L’ectogenèse comme horizon technologique
Face au vieillissement planétaire, certains transhumanistes investissent dans la recherche sur l’utérus artificiel. L’institut Weizmann en Israël a réussi à faire se développer des embryons de souris en dehors de l’utérus jusqu’à la moitié de leur période de gestation. L’objectif déclaré est de comprendre les processus de création du vivant pour éventuellement les reproduire artificiellement chez l’humain.
L’auteur s’interroge sur la possibilité que la reproduction humaine elle-même puisse un jour être entièrement privatisée et conditionnée à l’adhésion aux normes biopolitiques exigées par les planificateurs globalistes.

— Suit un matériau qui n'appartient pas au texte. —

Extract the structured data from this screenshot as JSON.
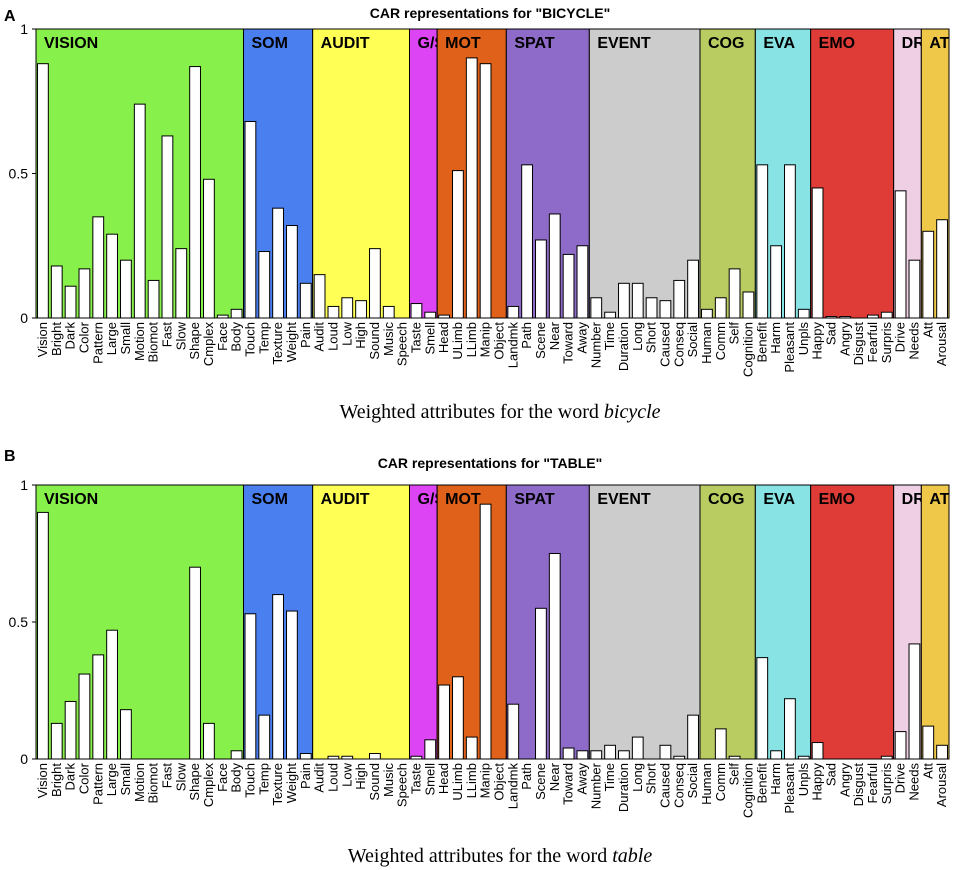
{
  "panel_letters": [
    "A",
    "B"
  ],
  "colors": {
    "VISION": "#88f04a",
    "SOM": "#4a7ff0",
    "AUDIT": "#ffff55",
    "G/S": "#dd44f4",
    "MOT": "#e0621a",
    "SPAT": "#8f6bc9",
    "EVENT": "#cccccc",
    "COG": "#b9cc62",
    "EVA": "#88e4e4",
    "EMO": "#df3c37",
    "DR": "#efcfe3",
    "AT": "#efc84a",
    "bar": "#ffffff"
  },
  "chart_data": [
    {
      "type": "bar",
      "title": "CAR representations for \"BICYCLE\"",
      "xlabel_prefix": "Weighted attributes for the word ",
      "xlabel_word": "bicycle",
      "ylabel": "",
      "ylim": [
        0,
        1
      ],
      "yticks": [
        "0",
        "0.5",
        "1"
      ],
      "domains": [
        {
          "label": "VISION",
          "count": 15
        },
        {
          "label": "SOM",
          "count": 5
        },
        {
          "label": "AUDIT",
          "count": 7
        },
        {
          "label": "G/S",
          "count": 2
        },
        {
          "label": "MOT",
          "count": 5
        },
        {
          "label": "SPAT",
          "count": 6
        },
        {
          "label": "EVENT",
          "count": 8
        },
        {
          "label": "COG",
          "count": 4
        },
        {
          "label": "EVA",
          "count": 4
        },
        {
          "label": "EMO",
          "count": 6
        },
        {
          "label": "DR",
          "count": 2
        },
        {
          "label": "AT",
          "count": 2
        }
      ],
      "categories": [
        "Vision",
        "Bright",
        "Dark",
        "Color",
        "Pattern",
        "Large",
        "Small",
        "Motion",
        "Biomot",
        "Fast",
        "Slow",
        "Shape",
        "Cmplex",
        "Face",
        "Body",
        "Touch",
        "Temp",
        "Texture",
        "Weight",
        "Pain",
        "Audit",
        "Loud",
        "Low",
        "High",
        "Sound",
        "Music",
        "Speech",
        "Taste",
        "Smell",
        "Head",
        "ULimb",
        "LLimb",
        "Manip",
        "Object",
        "Landmk",
        "Path",
        "Scene",
        "Near",
        "Toward",
        "Away",
        "Number",
        "Time",
        "Duration",
        "Long",
        "Short",
        "Caused",
        "Conseq",
        "Social",
        "Human",
        "Comm",
        "Self",
        "Cognition",
        "Benefit",
        "Harm",
        "Pleasant",
        "Unpls",
        "Happy",
        "Sad",
        "Angry",
        "Disgust",
        "Fearful",
        "Surpris",
        "Drive",
        "Needs",
        "Att",
        "Arousal"
      ],
      "values": [
        0.88,
        0.18,
        0.11,
        0.17,
        0.35,
        0.29,
        0.2,
        0.74,
        0.13,
        0.63,
        0.24,
        0.87,
        0.48,
        0.01,
        0.03,
        0.68,
        0.23,
        0.38,
        0.32,
        0.12,
        0.15,
        0.04,
        0.07,
        0.06,
        0.24,
        0.04,
        0.0,
        0.05,
        0.02,
        0.01,
        0.51,
        0.9,
        0.88,
        0.0,
        0.04,
        0.53,
        0.27,
        0.36,
        0.22,
        0.25,
        0.07,
        0.02,
        0.12,
        0.12,
        0.07,
        0.06,
        0.13,
        0.2,
        0.03,
        0.07,
        0.17,
        0.09,
        0.53,
        0.25,
        0.53,
        0.03,
        0.45,
        0.005,
        0.005,
        0.0,
        0.01,
        0.02,
        0.44,
        0.2,
        0.3,
        0.34
      ]
    },
    {
      "type": "bar",
      "title": "CAR representations for \"TABLE\"",
      "xlabel_prefix": "Weighted attributes for the word ",
      "xlabel_word": "table",
      "ylabel": "",
      "ylim": [
        0,
        1
      ],
      "yticks": [
        "0",
        "0.5",
        "1"
      ],
      "domains": [
        {
          "label": "VISION",
          "count": 15
        },
        {
          "label": "SOM",
          "count": 5
        },
        {
          "label": "AUDIT",
          "count": 7
        },
        {
          "label": "G/S",
          "count": 2
        },
        {
          "label": "MOT",
          "count": 5
        },
        {
          "label": "SPAT",
          "count": 6
        },
        {
          "label": "EVENT",
          "count": 8
        },
        {
          "label": "COG",
          "count": 4
        },
        {
          "label": "EVA",
          "count": 4
        },
        {
          "label": "EMO",
          "count": 6
        },
        {
          "label": "DR",
          "count": 2
        },
        {
          "label": "AT",
          "count": 2
        }
      ],
      "categories": [
        "Vision",
        "Bright",
        "Dark",
        "Color",
        "Pattern",
        "Large",
        "Small",
        "Motion",
        "Biomot",
        "Fast",
        "Slow",
        "Shape",
        "Cmplex",
        "Face",
        "Body",
        "Touch",
        "Temp",
        "Texture",
        "Weight",
        "Pain",
        "Audit",
        "Loud",
        "Low",
        "High",
        "Sound",
        "Music",
        "Speech",
        "Taste",
        "Smell",
        "Head",
        "ULimb",
        "LLimb",
        "Manip",
        "Object",
        "Landmk",
        "Path",
        "Scene",
        "Near",
        "Toward",
        "Away",
        "Number",
        "Time",
        "Duration",
        "Long",
        "Short",
        "Caused",
        "Conseq",
        "Social",
        "Human",
        "Comm",
        "Self",
        "Cognition",
        "Benefit",
        "Harm",
        "Pleasant",
        "Unpls",
        "Happy",
        "Sad",
        "Angry",
        "Disgust",
        "Fearful",
        "Surpris",
        "Drive",
        "Needs",
        "Att",
        "Arousal"
      ],
      "values": [
        0.9,
        0.13,
        0.21,
        0.31,
        0.38,
        0.47,
        0.18,
        0.0,
        0.0,
        0.0,
        0.0,
        0.7,
        0.13,
        0.0,
        0.03,
        0.53,
        0.16,
        0.6,
        0.54,
        0.02,
        0.0,
        0.01,
        0.01,
        0.0,
        0.02,
        0.0,
        0.0,
        0.01,
        0.07,
        0.27,
        0.3,
        0.08,
        0.93,
        0.0,
        0.2,
        0.0,
        0.55,
        0.75,
        0.04,
        0.03,
        0.03,
        0.05,
        0.03,
        0.08,
        0.0,
        0.05,
        0.01,
        0.16,
        0.0,
        0.11,
        0.01,
        0.0,
        0.37,
        0.03,
        0.22,
        0.01,
        0.06,
        0.0,
        0.0,
        0.0,
        0.0,
        0.01,
        0.1,
        0.42,
        0.12,
        0.05
      ]
    }
  ]
}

Biopolitique et gouvernance mondiale
En conclusion, Pierre-Antoine Plaquevent analyse le projet globaliste à travers le prisme du concept foucaldien de biopolitique. Le biopouvoir contemporain ne s’exerce plus par la menace directe de mort mais par la régulation des populations au moyen de mesures sanitaires présentées comme bienveillantes. Cette gouvernance médicale indirecte serait plus difficile à identifier et à contrer qu’un pouvoir traditionnellement autoritaire.

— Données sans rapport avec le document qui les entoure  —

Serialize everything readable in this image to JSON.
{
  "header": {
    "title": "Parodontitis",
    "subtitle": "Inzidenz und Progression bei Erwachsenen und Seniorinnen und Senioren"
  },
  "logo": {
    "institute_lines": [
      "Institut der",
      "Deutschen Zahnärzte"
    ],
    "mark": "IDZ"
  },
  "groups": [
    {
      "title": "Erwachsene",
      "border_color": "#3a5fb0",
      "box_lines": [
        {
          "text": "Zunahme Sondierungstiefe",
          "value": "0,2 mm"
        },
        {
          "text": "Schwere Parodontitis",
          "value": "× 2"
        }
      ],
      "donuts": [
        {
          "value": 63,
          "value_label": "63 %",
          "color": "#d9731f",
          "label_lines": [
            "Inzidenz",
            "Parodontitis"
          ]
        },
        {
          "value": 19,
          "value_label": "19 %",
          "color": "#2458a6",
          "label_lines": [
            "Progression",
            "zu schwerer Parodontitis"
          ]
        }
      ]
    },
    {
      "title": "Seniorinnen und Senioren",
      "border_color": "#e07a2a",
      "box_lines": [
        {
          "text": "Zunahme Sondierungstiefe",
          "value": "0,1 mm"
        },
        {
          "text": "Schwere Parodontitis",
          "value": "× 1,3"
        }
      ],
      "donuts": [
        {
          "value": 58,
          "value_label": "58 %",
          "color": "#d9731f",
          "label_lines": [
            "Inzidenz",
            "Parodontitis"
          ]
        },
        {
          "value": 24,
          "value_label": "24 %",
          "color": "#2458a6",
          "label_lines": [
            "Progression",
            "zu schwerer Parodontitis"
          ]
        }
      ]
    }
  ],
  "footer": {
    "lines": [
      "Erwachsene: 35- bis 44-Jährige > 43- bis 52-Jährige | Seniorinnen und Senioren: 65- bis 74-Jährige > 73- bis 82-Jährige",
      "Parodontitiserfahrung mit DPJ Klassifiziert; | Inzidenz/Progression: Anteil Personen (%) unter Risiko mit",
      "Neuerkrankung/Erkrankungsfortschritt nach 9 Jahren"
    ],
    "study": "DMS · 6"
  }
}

L’auteur considère que la crise du Covid-19 et les campagnes de vaccination mondiales représentent une étape décisive vers ce qu’il appelle un « globalitarisme biopolitique transhumaniste ». Il appelle à une prise de conscience et à une résistance face à ce qu’il perçoit comme un projet de réduction massive de la population mondiale.